2.2 Sampling and processing dates of 2019

2.2.1 Efficiency of digestion

Samples 901-906 could not be weighed as those samples were put onto a GF/C filter which seems to have lost weight after filtration. Hence samples 901-906 could not give us information about the digestion efficiency. Samples 907-909 were put onto a membrane filter (0.22 um) and samples 910-922 were put onto the normal Nitrocellulose filters. Weight was taken from all filters after they had been dried at room temperature for several weeks. The median digestion efficiency was 92 % which means that 92 % of the organic matter present in the beginning was digested.
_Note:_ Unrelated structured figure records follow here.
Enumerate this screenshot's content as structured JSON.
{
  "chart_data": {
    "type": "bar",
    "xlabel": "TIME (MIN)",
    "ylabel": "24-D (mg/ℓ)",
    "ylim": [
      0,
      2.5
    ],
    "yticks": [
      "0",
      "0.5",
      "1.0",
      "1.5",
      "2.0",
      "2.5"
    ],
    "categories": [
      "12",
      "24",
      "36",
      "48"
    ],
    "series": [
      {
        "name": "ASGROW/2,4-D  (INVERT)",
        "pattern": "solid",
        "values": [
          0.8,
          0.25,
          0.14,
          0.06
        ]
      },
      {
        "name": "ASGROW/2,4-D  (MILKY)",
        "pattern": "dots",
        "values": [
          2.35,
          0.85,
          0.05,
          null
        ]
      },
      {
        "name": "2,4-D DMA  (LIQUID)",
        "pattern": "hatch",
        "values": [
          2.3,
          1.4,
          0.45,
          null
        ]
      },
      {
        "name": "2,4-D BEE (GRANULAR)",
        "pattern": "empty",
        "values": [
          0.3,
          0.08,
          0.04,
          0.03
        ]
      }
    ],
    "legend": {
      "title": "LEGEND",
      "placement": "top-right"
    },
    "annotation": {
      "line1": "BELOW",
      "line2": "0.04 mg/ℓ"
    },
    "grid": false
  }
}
The average digestion efficiency was at 88 %. The amount left behind on the filter after digestion correlates with the amount of organic matter originally present in the samples. Digestion efficiency was below the average in samples 915, 916, 917, 918 and 920. Possibly because of high content of diatoms. All but the nitrocellulose filters were digestet as well which explains why digestion efficiancy is over 100% in many cases.